The company’s selection includes wire rope for applications including general purpose, compacted and specialty, such as the range of wire ropes for the gas and oilfield sector. Products are available in both imperial and metric sizes, ranging from .024 inches (5 mm) all the way through to 3 ½ inches (75 mm).

For clients in the elevator and hardware industries, the company offers a range of hoist, compensation and governor ropes, in a variety of sizes and strengths along with elevator hardware and accessories in both galvanized and stainless steel. It also carries a range of cutting tools, sheave gauges, swage fittings, splicing kits, Canlon conveyor accessories, measuring lines, chains, hoists and much more.

The company has such fabrication services as the construcion of wire rope assemblies, cutting to length or floor measures, pre-stretching, proof-loading, customized lubrication or wiping and small-diameter cable swaging. The company often works with engineers and customers to make presentations to its distributors’ customers, so they can then explain the product and its uses in the best way possible.

The company is a proud member of a number of organizations, including Associated Wire Rope Fabricators (AWRF), the International Association of Drilling Contractors (IADC), the National Association of Elevator Contractors (NAEC), the Association of Emergency Service Companies (AESC) and the Specialized Carriers and Rigging Association (SC&RA).

With machinery and storage capabilities to handle extremely large reels of steel wire, Alps also works with distributors which have specialized capabilities within certain markets – such as oil and gas or elevators – and who have extremely large capacity handling equipment and shipping abilities.

When it comes to the manufacturing of steel rope itself, the capabilities are practically limitless. In theory, a rope can be of virtually any length, yet, in practice, this serves no genuine purpose. An extremely long rope will pull itself apart at some point. In the oilfield market, it is not uncommon to have ropes of 25,000 to 40,000 feet in length, with the longest coming in at 16,500 feet – over three miles. Ropes are kept on reels; rope lengths that exceed 10,000 pounds go onto steel reels, with anything weighing less stored on wooden reels.

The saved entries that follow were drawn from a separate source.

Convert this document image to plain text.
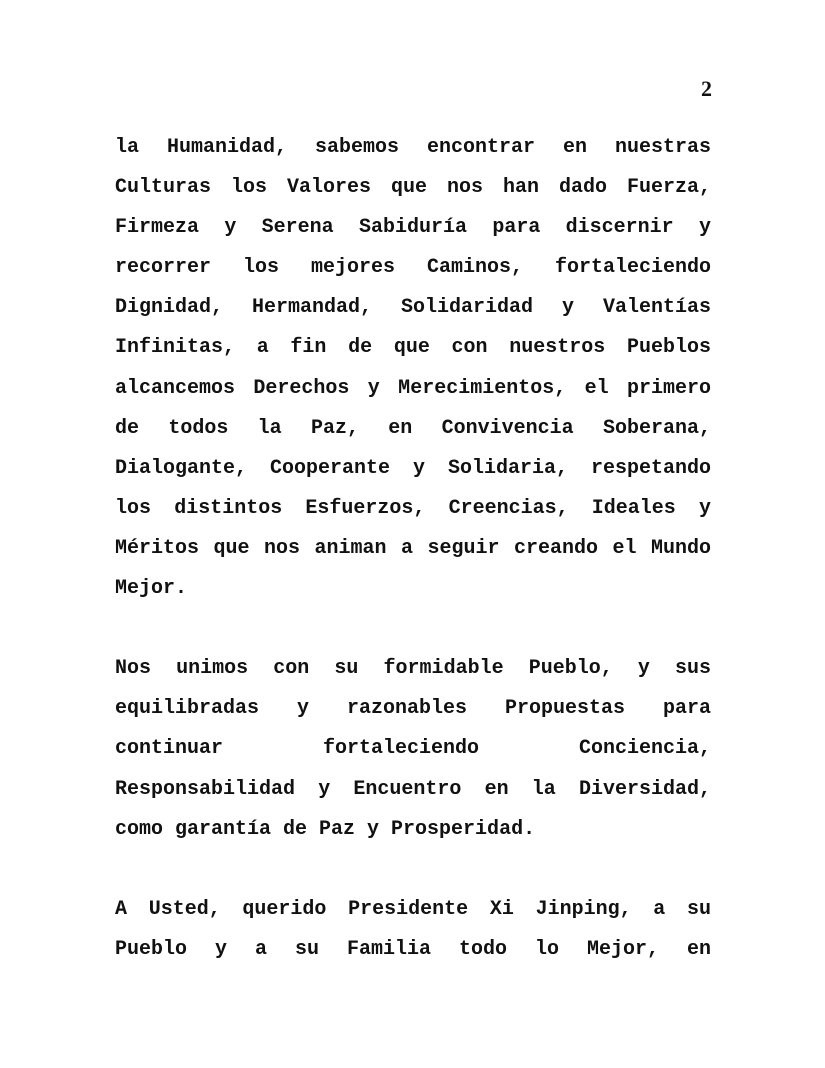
2

la Humanidad, sabemos encontrar en nuestras Culturas los Valores que nos han dado Fuerza, Firmeza y Serena Sabiduría para discernir y recorrer los mejores Caminos, fortaleciendo Dignidad, Hermandad, Solidaridad y Valentías Infinitas, a fin de que con nuestros Pueblos alcancemos Derechos y Merecimientos, el primero de todos la Paz, en Convivencia Soberana, Dialogante, Cooperante y Solidaria, respetando los distintos Esfuerzos, Creencias, Ideales y Méritos que nos animan a seguir creando el Mundo Mejor.

Nos unimos con su formidable Pueblo, y sus equilibradas y razonables Propuestas para continuar fortaleciendo Conciencia, Responsabilidad y Encuentro en la Diversidad, como garantía de Paz y Prosperidad.

A Usted, querido Presidente Xi Jinping, a su Pueblo y a su Familia todo lo Mejor, en
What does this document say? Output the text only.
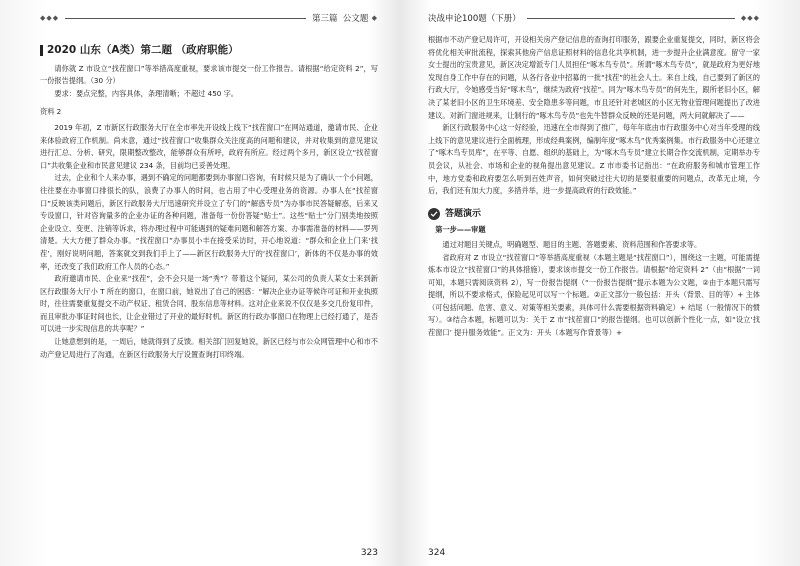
◆◆◆	第三篇
公文题 ◆
2020 山东（A类）第二题 （政府职能）

请你就 Z 市设立“找茬窗口”等举措高度重视，要求该市提交一份工作报告。请根据“给定资料 2”，写一份报告提纲。（30 分）

要求：要点完整，内容具体，条理清晰；不超过 450 字。

资料 2

2019 年初，Z 市新区行政服务大厅在全市率先开设线上线下“找茬窗口”在网站通道，邀请市民、企业来体验政府工作机制。尚未意，通过“找茬窗口”收集群众关注度高的问题和建议，并对收集到的意见建议进行汇总、分析、研究，限期整改整改，能够群众有所呼，政府有所应。经过两个多月，新区设立“找茬窗口”共收集企业和市民意见建议 234 条，目前均已妥善处理。

过去，企业和个人来办事，遇到不确定的问题都要到办事窗口咨询，有时候只是为了确认一个小问题，往往要在办事窗口排很长的队，浪费了办事人的时间，也占用了中心受理业务的资源。办事人在“找茬窗口”反映该类问题后，新区行政服务大厅迅速研究并设立了专门的“解惑专员”为办事市民答疑解惑，后来又专设窗口，针对咨询量多的企业办证的各种问题，准备每一份份答疑“贴士”。这些“贴士”分门别类地按照企业设立、变更、注销等诉求，将办理过程中可能遇到的疑难问题和解答方案、办事需准备的材料——罗列清楚。大大方便了群众办事。“找茬窗口”办事员小丰在接受采访时，开心地说道：“群众和企业上门来‘找茬’，刚好说明问题，答案就交到我们手上了——新区行政服务大厅的‘找茬窗口’，新体的不仅是办事的效率，还改变了我们政府工作人员的心态。”

政府邀请市民、企业来“找茬”，会不会只是一场“秀”？带着这个疑问，某公司的负责人某女士来到新区行政服务大厅小 T 所在的窗口，在窗口前，她说出了自己的困惑：“解决企业办证等候许可证和开业执照时，往往需要重复提交不动产权证、租赁合同、股东信息等材料。这对企业来说不仅仅是多交几份复印件，而且审批办事证时间也长，让企业错过了开业的最好时机。新区的行政办事窗口在物理上已经打通了，是否可以进一步实现信息的共享呢？”

让她意想到的是，一周后，她就得到了反馈。相关部门回复她说，新区已经与市公众网管理中心和市不动产登记局进行了沟通，在新区行政服务大厅设置查询打印终端。

323
决战申论100题（下册）	◆◆◆

根据市不动产登记局许可，开设相关房产登记信息的查询打印服务，跟要企业重复提交，同时，新区将会将优化相关审批流程，探索其他房产信息证照材料的信息化共享机制，进一步提升企业满意度。留守一家女士提出的宝贵意见，新区决定增派专门人员担任“啄木鸟专员”。所谓“啄木鸟专员”，就是政府为更好地发现自身工作中存在的问题，从各行各业中招募的一批“找茬”的社会人士。来自上线，自己要到了新区的行政大厅，令她感受当好“啄木鸟”，继续为政府“找茬”。同为“啄木鸟专员”的何先生，跟所老旧小区，解决了某老旧小区的卫生环境差、安全隐患多等问题，市且还针对老城区的小区无物业管理问题提出了改进建议。对新门窗进规来，让制行的“啄木鸟专员”也先牛替群众反映的还是问题，两大问就解决了——

新区行政服务中心这一好经验，迅速在全市得到了推广，每年年底由市行政服务中心对当年受理的线上线下的意见建议进行全面梳理，形成经典案例，编制年度“啄木鸟”优秀案例集。市行政服务中心还建立了“啄木鸟专员库”，在平等、自愿、组织的基础上，为“啄木鸟专员”建立长期合作交流机制，定期举办专员会议，从社会、市场和企业的视角提出意见建议。Z 市市委书记指出：“在政府服务和城市管理工作中，地方党委和政府要怎么听到百姓声音，如何突破过往大切的是要很重要的问题点，改革无止境，今后，我们还有加大力度，多措并举，进一步提高政府的行政效能。”

答题演示
第一步——审题

通过对题目关键点，明确题型、题目的主题、答题要素、资料范围和作答要求等。

省政府对 Z 市设立“找茬窗口”等举措高度重视（本题主题是“找茬窗口”），围绕这一主题，可能需提炼本市设立“找茬窗口”的具体措施），要求该市提交一份工作报告。请根据“给定资料 2”（由“根据”一词可知，本题只需阅读资料 2），写一份报告提纲（“一份报告提纲”提示本题为公文题，②由于本题只需写提纲，所以不要求格式，保险起见可以写一个标题。②正文部分一般包括：开头（背景、目的等）+ 主体（可包括问题、危害、意义、对策等相关要素，具体可什么需要根据资料确定）+ 结尾（一般情况下的惯写）。③结合本题，标题可以为：关于 Z 市“找茬窗口”的报告提纲。也可以创新个性化一点，如“设立‘找茬窗口’ 提升服务效能”。正文为：开头（本题写作背景等）+

324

Although the company doesn’t sell worldwide, the United States remains a massive international market others wish to sell to, and, as a result, many European and Asian equipment manufacturers sell into the U.S. Alps sources many products manufactured by world-class mills around the globe.

The Alps Wire Rope Corporation is looking to develop some areas of the company, including mining. Recently, its president went to a major wire rope manufacturing facility in Malaysia which is manufacturing mining cables for open pit and deep shaft mines and spoke to the company about its capabilities and business opportunities in mining.

“That is a marketing segment we are hoping to develop,” he says, “along with a greater portion of the oil and gas sector. We are also looking at the possibility of getting more involved with domestic-made product and what it would take to get that done. That is the direction we are hoping to head. For Alps, being diversified creates for a little more of a complicated selling process, but a much better business model than being in just one market segment.”

“We are not engineers, but we are experts in the understanding of wire rope, and we are able to advise people on what options are available,” says Benner. The business is much more than providing steel rope, it is providing decades of experience.